La CAN 2019 est plus que jamais ouverte. Ce 6 juillet au Caire, le champion en titre et son dauphin respectivement le Cameroun et l’Égypte ont fait leurs adieux à la compétition.

Transparent lors de ses trois premiers matches, l’Afrique du Sud a montré tout un autre visage lors du match contre l’Égypte comptant pour les huitièmes de finale.
Dès l’entame de la partie ce sont les Bafana Bafana qui vont montrer plus menaçants notamment Percy Tau. Il va à plusieurs reprises obligés le goal égyptien, Mohamed Elshenawy à se détendre pour mettre en échec ses tentatives. Du côté des Pharaons, Salah et Trezeguet vont tenter plus d’une combinaison mais rien.
Le scénario va se répéter en partie lors de la seconde période. Mais beaucoup plus incisifs, les Sud Africains vont parvenir à faire basculer la rencontre mais aussi tout un peuple. Parfaitement servira Mothiba, Lorch va inscrire le seul et unique but de la partie à la 85e mn.

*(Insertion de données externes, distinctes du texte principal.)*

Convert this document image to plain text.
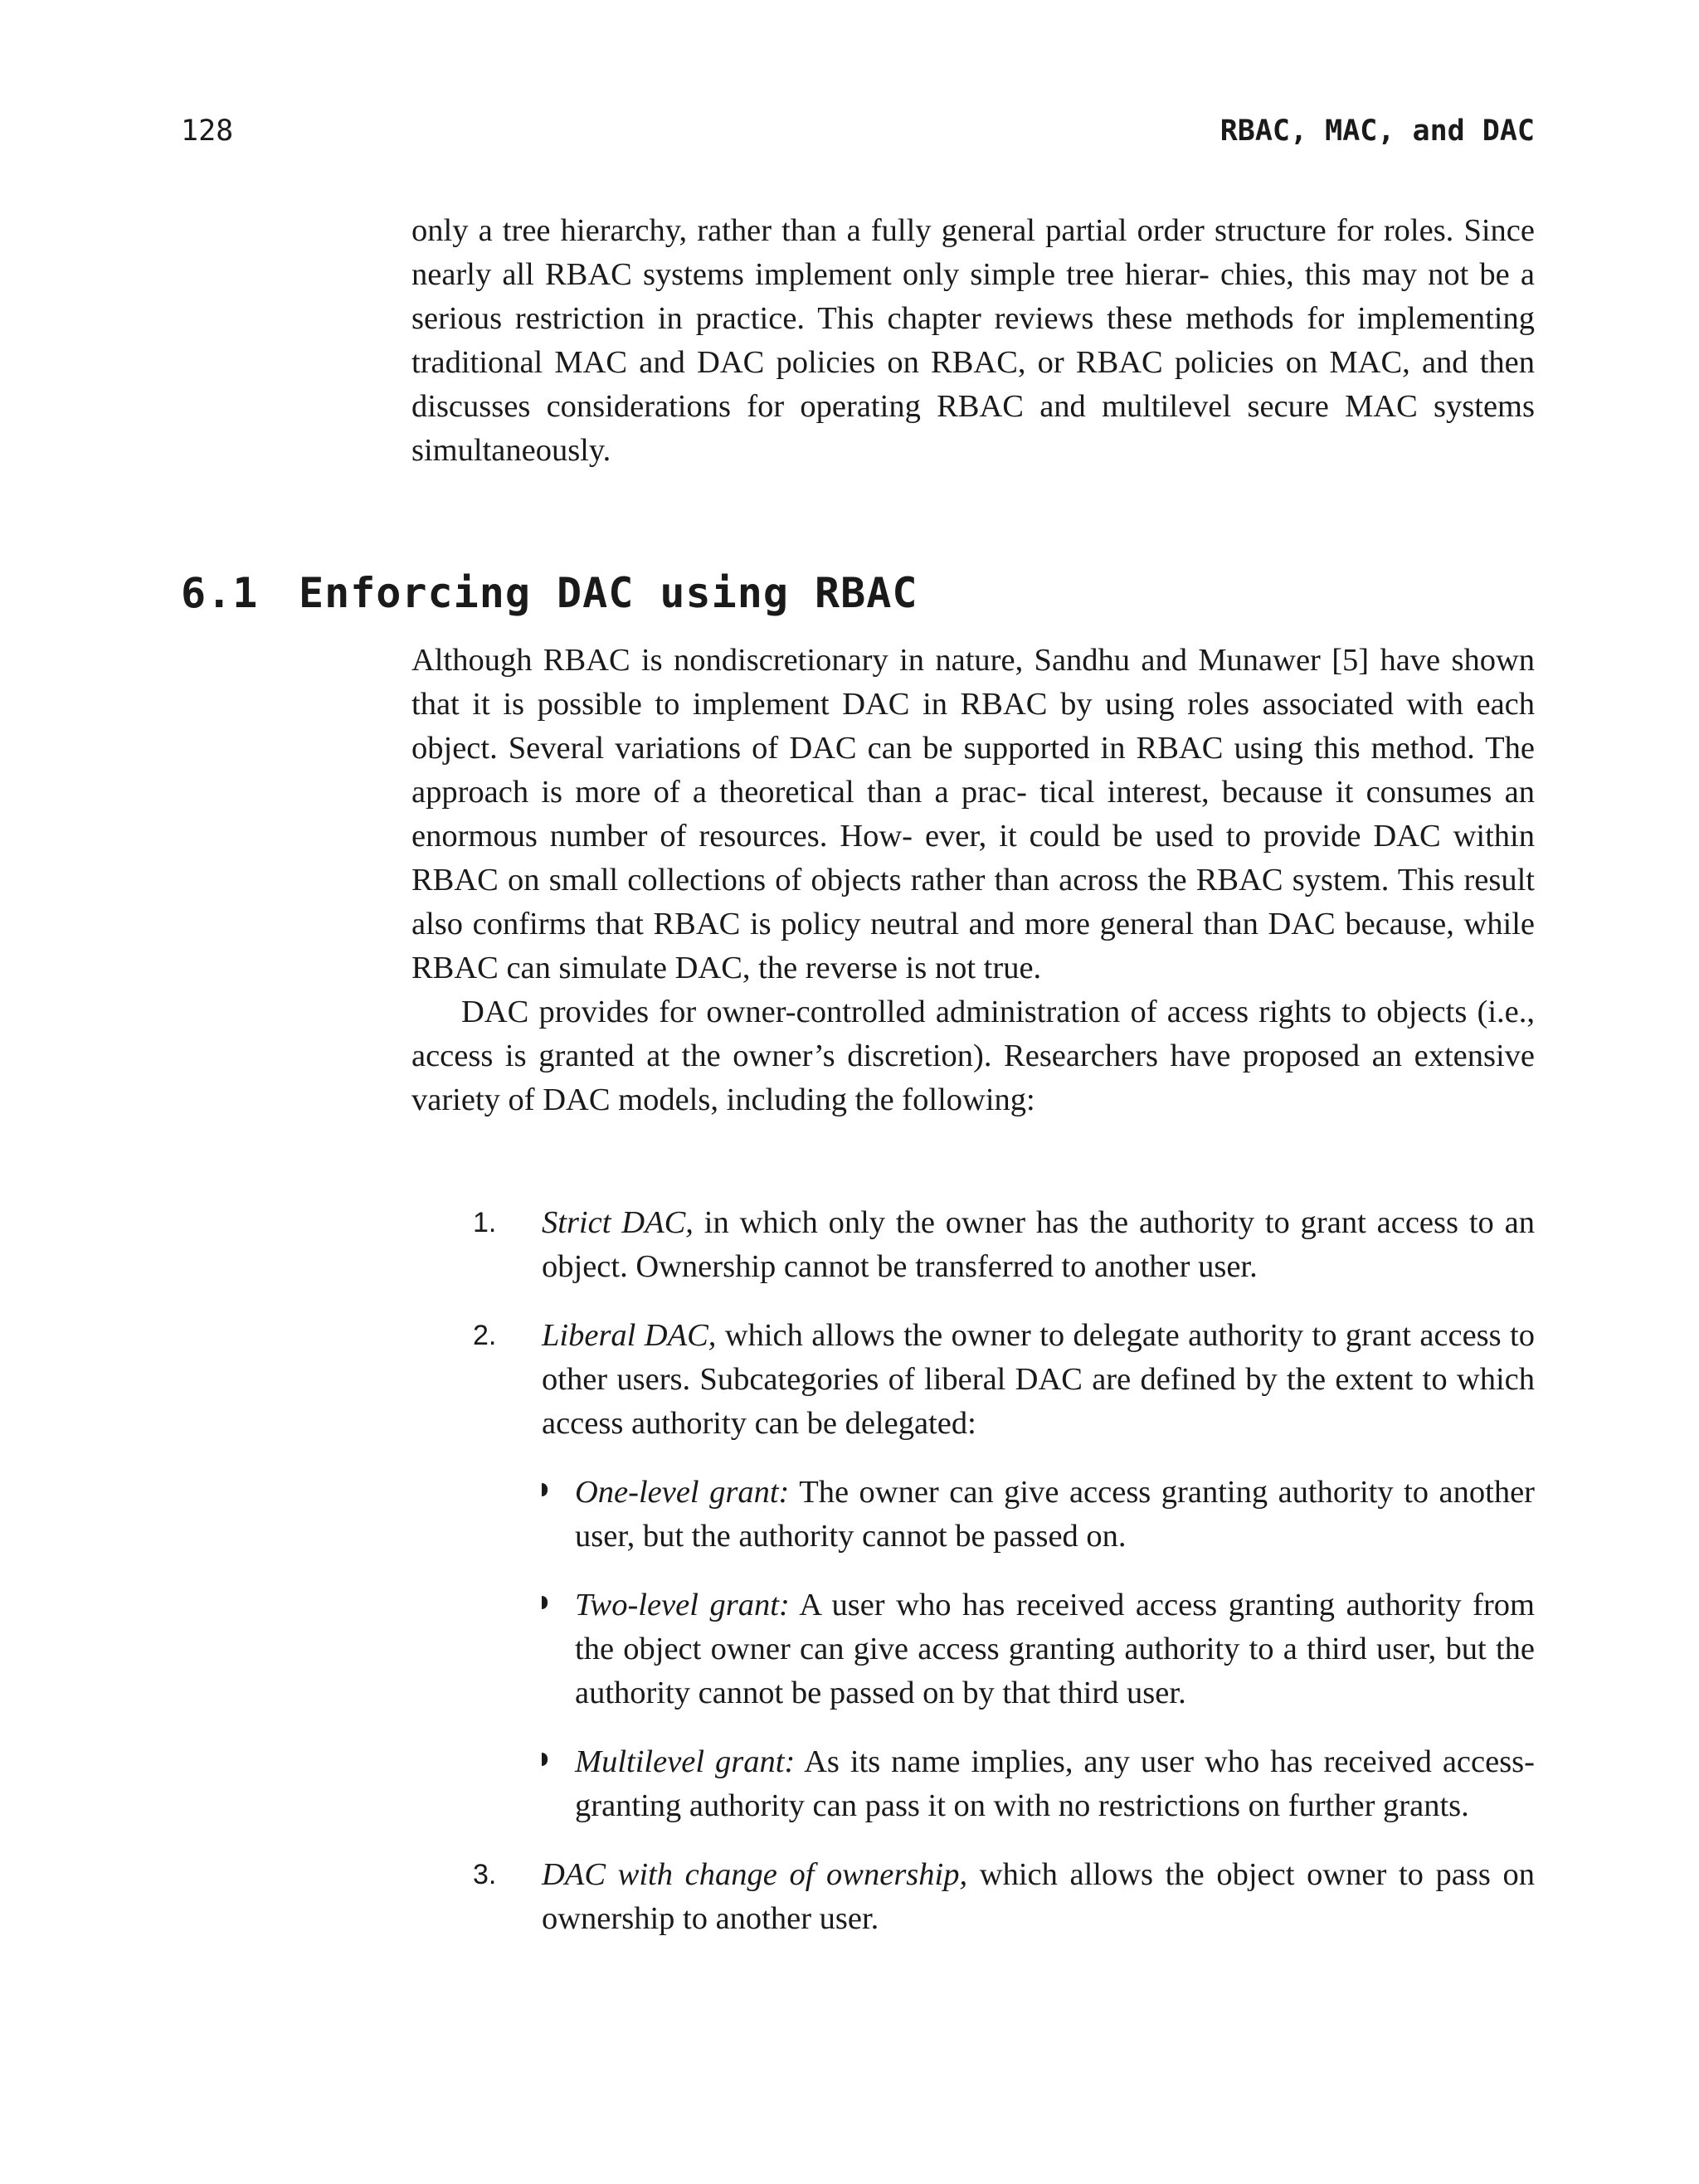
128	RBAC, MAC, and DAC

only a tree hierarchy, rather than a fully general partial order structure for roles. Since nearly all RBAC systems implement only simple tree hierar- chies, this may not be a serious restriction in practice. This chapter reviews these methods for implementing traditional MAC and DAC policies on RBAC, or RBAC policies on MAC, and then discusses considerations for operating RBAC and multilevel secure MAC systems simultaneously.

6.1 Enforcing DAC using RBAC

Although RBAC is nondiscretionary in nature, Sandhu and Munawer [5] have shown that it is possible to implement DAC in RBAC by using roles associated with each object. Several variations of DAC can be supported in RBAC using this method. The approach is more of a theoretical than a prac- tical interest, because it consumes an enormous number of resources. How- ever, it could be used to provide DAC within RBAC on small collections of objects rather than across the RBAC system. This result also confirms that RBAC is policy neutral and more general than DAC because, while RBAC can simulate DAC, the reverse is not true.

DAC provides for owner-controlled administration of access rights to objects (i.e., access is granted at the owner’s discretion). Researchers have proposed an extensive variety of DAC models, including the following:

1. Strict DAC, in which only the owner has the authority to grant access to an object. Ownership cannot be transferred to another user.
2. Liberal DAC, which allows the owner to delegate authority to grant access to other users. Subcategories of liberal DAC are defined by the extent to which access authority can be delegated:
One-level grant: The owner can give access granting authority to another user, but the authority cannot be passed on.
Two-level grant: A user who has received access granting authority from the object owner can give access granting authority to a third user, but the authority cannot be passed on by that third user.
Multilevel grant: As its name implies, any user who has received access-granting authority can pass it on with no restrictions on further grants.
3. DAC with change of ownership, which allows the object owner to pass on ownership to another user.
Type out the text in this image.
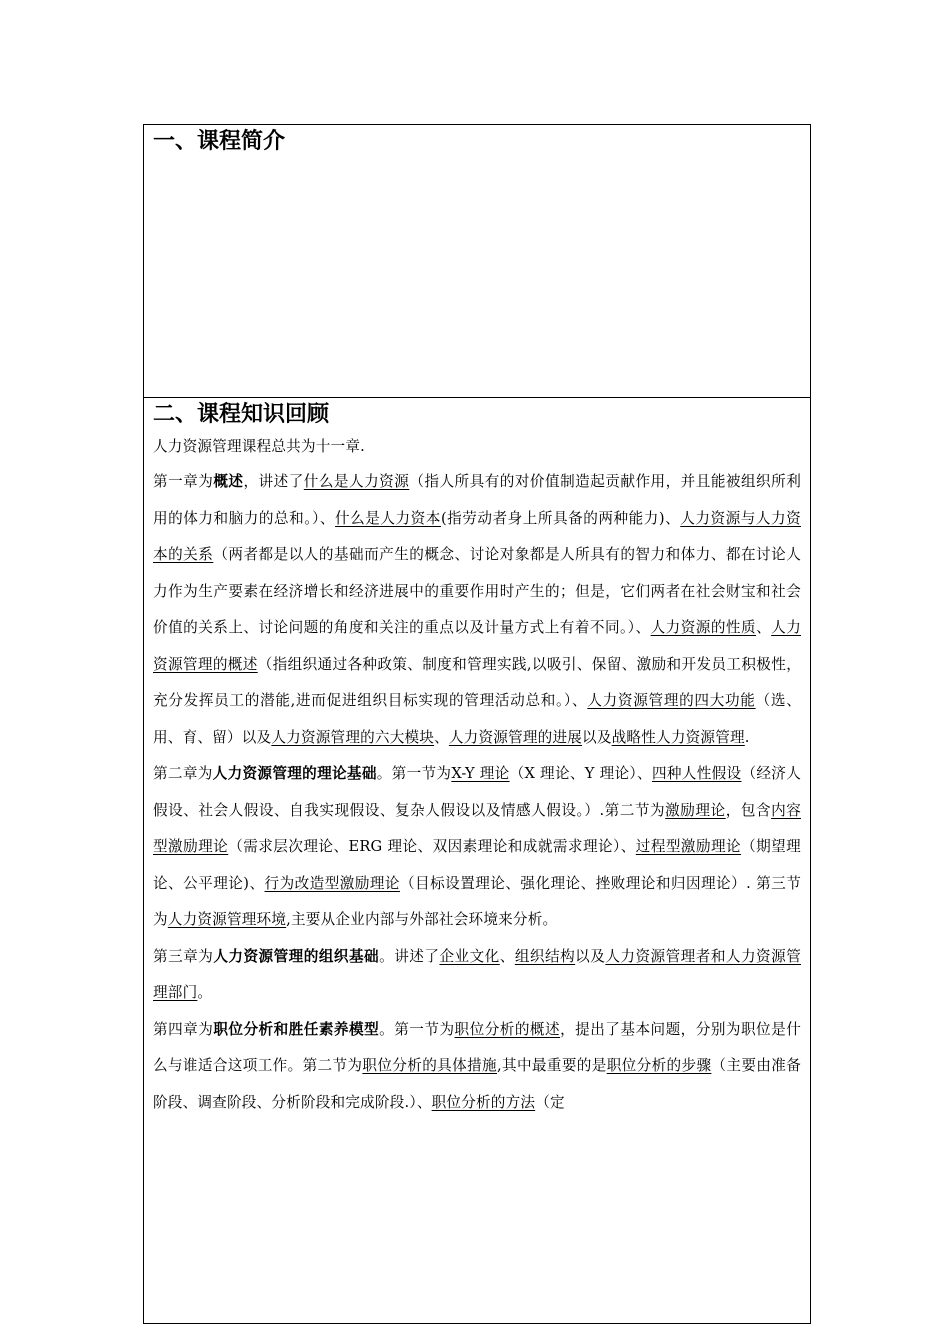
一、课程简介
二、课程知识回顾

人力资源管理课程总共为十一章.

第一章为概述，讲述了什么是人力资源（指人所具有的对价值制造起贡献作用，并且能被组织所利用的体力和脑力的总和。）、什么是人力资本(指劳动者身上所具备的两种能力)、人力资源与人力资本的关系（两者都是以人的基础而产生的概念、讨论对象都是人所具有的智力和体力、都在讨论人力作为生产要素在经济增长和经济进展中的重要作用时产生的；但是，它们两者在社会财宝和社会价值的关系上、讨论问题的角度和关注的重点以及计量方式上有着不同。）、人力资源的性质、人力资源管理的概述（指组织通过各种政策、制度和管理实践,以吸引、保留、激励和开发员工积极性，充分发挥员工的潜能,进而促进组织目标实现的管理活动总和。）、人力资源管理的四大功能（选、用、育、留）以及人力资源管理的六大模块、人力资源管理的进展以及战略性人力资源管理.

第二章为人力资源管理的理论基础。第一节为X-Y 理论（X 理论、Y 理论）、四种人性假设（经济人假设、社会人假设、自我实现假设、复杂人假设以及情感人假设。）.第二节为激励理论，包含内容型激励理论（需求层次理论、ERG 理论、双因素理论和成就需求理论）、过程型激励理论（期望理论、公平理论)、行为改造型激励理论（目标设置理论、强化理论、挫败理论和归因理论）. 第三节为人力资源管理环境,主要从企业内部与外部社会环境来分析。

第三章为人力资源管理的组织基础。讲述了企业文化、组织结构以及人力资源管理者和人力资源管理部门。

第四章为职位分析和胜任素养模型。第一节为职位分析的概述，提出了基本问题，分别为职位是什么与谁适合这项工作。第二节为职位分析的具体措施,其中最重要的是职位分析的步骤（主要由准备阶段、调查阶段、分析阶段和完成阶段.）、职位分析的方法（定
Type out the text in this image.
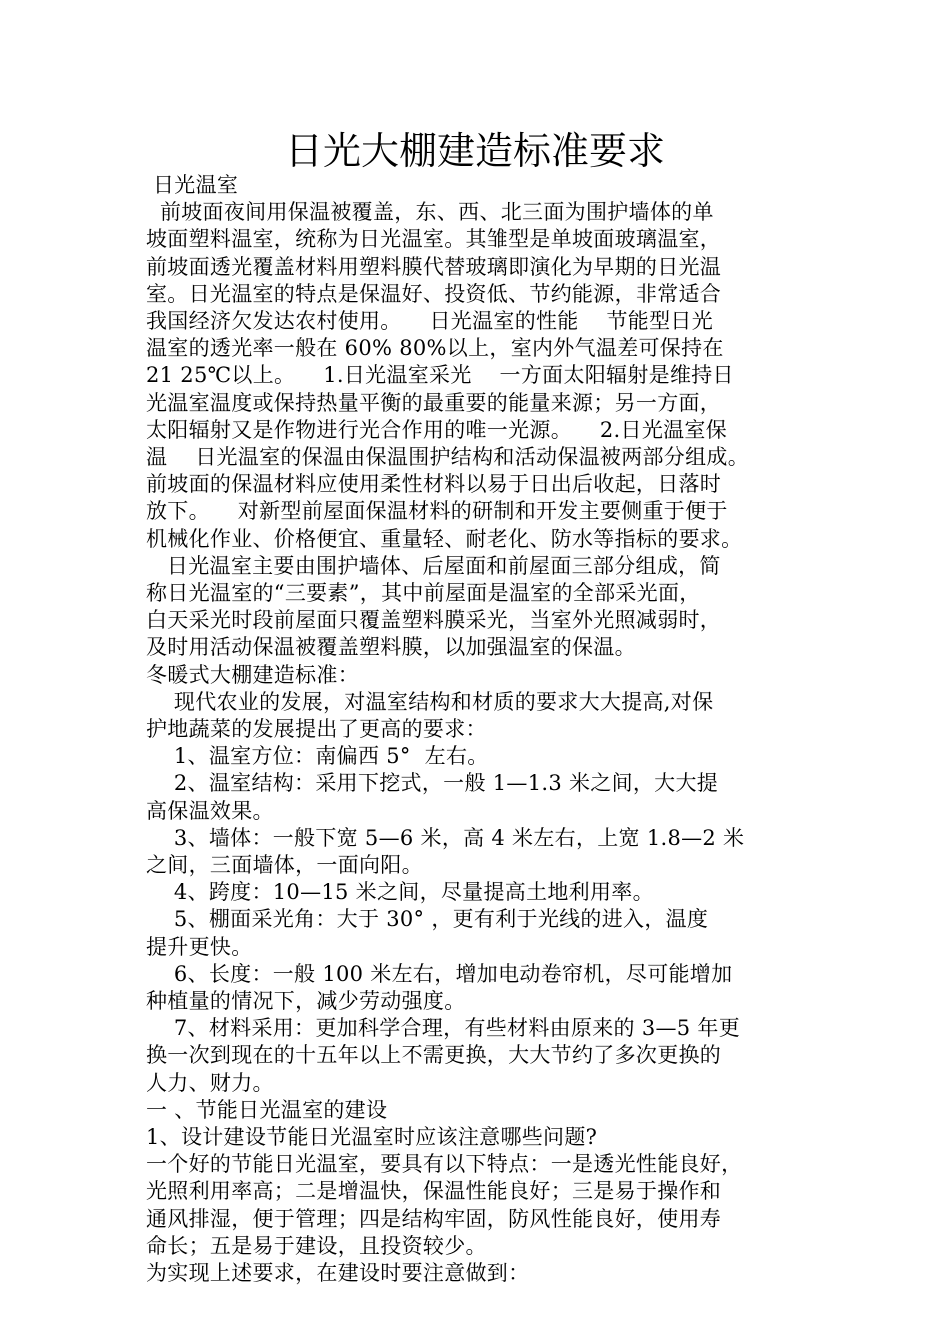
日光大棚建造标准要求
日光温室
前坡面夜间用保温被覆盖，东、西、北三面为围护墙体的单
坡面塑料温室，统称为日光温室。其雏型是单坡面玻璃温室，
前坡面透光覆盖材料用塑料膜代替玻璃即演化为早期的日光温
室。日光温室的特点是保温好、投资低、节约能源，非常适合
我国经济欠发达农村使用。    日光温室的性能    节能型日光
温室的透光率一般在 60% 80%以上，室内外气温差可保持在
21 25℃以上。    1.日光温室采光    一方面太阳辐射是维持日
光温室温度或保持热量平衡的最重要的能量来源；另一方面，
太阳辐射又是作物进行光合作用的唯一光源。    2.日光温室保
温    日光温室的保温由保温围护结构和活动保温被两部分组成。
前坡面的保温材料应使用柔性材料以易于日出后收起，日落时
放下。    对新型前屋面保温材料的研制和开发主要侧重于便于
机械化作业、价格便宜、重量轻、耐老化、防水等指标的要求。
日光温室主要由围护墙体、后屋面和前屋面三部分组成，简
称日光温室的“三要素”，其中前屋面是温室的全部采光面，
白天采光时段前屋面只覆盖塑料膜采光，当室外光照减弱时，
及时用活动保温被覆盖塑料膜，以加强温室的保温。
冬暖式大棚建造标准：
现代农业的发展，对温室结构和材质的要求大大提高,对保
护地蔬菜的发展提出了更高的要求：
1、温室方位：南偏西 5°  左右。
2、温室结构：采用下挖式，一般 1—1.3 米之间，大大提
高保温效果。
3、墙体：一般下宽 5—6 米，高 4 米左右，上宽 1.8—2 米
之间，三面墙体，一面向阳。
4、跨度：10—15 米之间，尽量提高土地利用率。
5、棚面采光角：大于 30° ，更有利于光线的进入，温度
提升更快。
6、长度：一般 100 米左右，增加电动卷帘机，尽可能增加
种植量的情况下，减少劳动强度。
7、材料采用：更加科学合理，有些材料由原来的 3—5 年更
换一次到现在的十五年以上不需更换，大大节约了多次更换的
人力、财力。
一 、节能日光温室的建设
1、设计建设节能日光温室时应该注意哪些问题?
一个好的节能日光温室，要具有以下特点：一是透光性能良好，
光照利用率高；二是增温快，保温性能良好；三是易于操作和
通风排湿，便于管理；四是结构牢固，防风性能良好，使用寿
命长；五是易于建设，且投资较少。
为实现上述要求，在建设时要注意做到：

Une réalisation qui envoie les Bafana Bafana en quart de finale où les attendent les Super Eagles du Nigeria. Ces derniers ont eu le mérite de sortir le Cameroun au terme d’un match fou. Premier à ouvrir le score grâce à un but d’Ighalo (19e), les Nigérians vont être rattrapés et menés par 2 buts à 1 au terme de la première période. L’égalisation est intervenue par l’entremise de Bahoken d’une reprise sur un bon centre de Bassogog (1-1, 41e) puis sur une frappe de Njie pour 2-1 à la 44e.

Alors qu’ils se croyaient à l’abris, les Camerounais se sont fait surprendre par l’égalisation et un 3e but nigérian. Musa va servir dans la surface Ighalo qui a doublé la mise (2-2, 63e) puis Iwobi va sceller le score sur une passe d’Ighalo, l’homme du match (66e).
C’est un terrible échec pour les Lions qui venaient ici avec des ambitions et cela remet en valeur tout le travail d’Hugos Broos, il y a deux ans, qui avait su créer un état d’esprit.